The list of concepts popularized by Survivor doubles as a list of what viewers have been trained to understand as the stylistic trademarks of unscripted, and sometimes scripted-deliberately-invoking-unscripted, TV. One-on-one testimonials where cast members add context and conflicting perspectives to previously recorded footage. Villains who aren’t here to make friends. (Relatedly, iconic catchphrases that make villains into memes.) Action that’s massaged after the fact so that it more neatly fits an agreed-upon “story line.” One-time “gotcha” moments, like Burnett’s admission that some scenes from Season 1 were reshot, would sink like a stone with contemporary viewers who now take for granted that their entertainment is far more mediated than not.
It’s possible many, if not most, of these conventions would have been arrived at independently if Survivor had never made it to air. The show hardly arrived into a vacuum, building on vital precedents like The Real World; the director of the recent documentary Spaceship Earth compared Survivor to the media frenzy around the ’90s curiosity Biosphere 2, both inviting everyday people to gawk at the physical feats involved in living off the land. (Latter-day Survivor is less focused on, well, survivalism, but let us not forget the age of Fear Factor.)
Nevertheless, Survivor is the obvious ancestor of not just every competitive reality show with one elimination per week, but every show that’s learned to shape lay people into memorable characters. That means The Bachelor and its many spinoffs, plus unofficial ones like Love Is Blind. It means Real Housewives and Vanderpump Rules. It means Project Runway and its flashier new sibling Making the Cut. It means 30 Rock’s MILF Island, which would presumably look something like Love Island or Too Hot to Handle. Producers can swap out the setting, the skill set, or the socioeconomic stratum at hand. What they almost never do, because they know better, is mess with the framework. When a show like Netflix’s Dating Around or Showtime’s Couples Therapy does something as simple as drop the testimonials, it’s a pointed and profound statement about what it’s not trying to be: like every other reality show, and therefore Survivor.

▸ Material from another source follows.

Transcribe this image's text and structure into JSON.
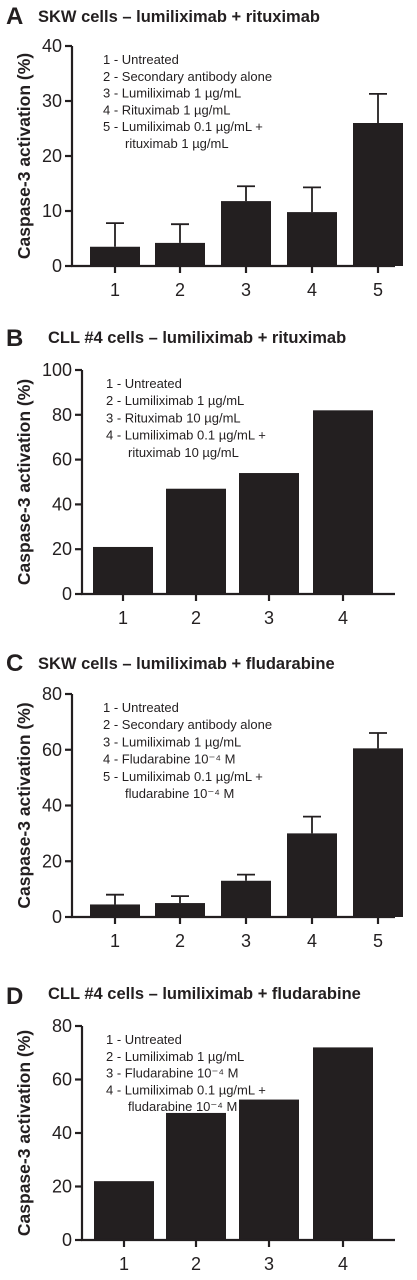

Survivor’s influence is so vast it’s almost impossible to see, like a fish swimming in crystal-clear tropical water. Burnett’s preferred terminology may not have caught on, but his understanding of what “reality” TV truly is has. Mass audiences don’t tune in for a documentary, like PBS’s foundational American Family, and never have. They flock to unscripted TV for, well, the drama, with unprofessional actors not so much mitigating the artificiality as giving their peers at home a natural way in. At Survivor’s inception, it was common for contemporary critics like Time’s James Poniewozik to hand-wring about “the overall message … that life is an elimination contest,” promoting “the suffering, the mean-spiritedness, the humiliation” of getting voted off the island as a cultural value. Twenty years later, Survivor’s impact is at once higher-stakes (the White House) and more benign (Survivor fans would be the first to tell you “the game” is not “real life”) than that. And Poniewozik, now at The New York Times, is still covering the show.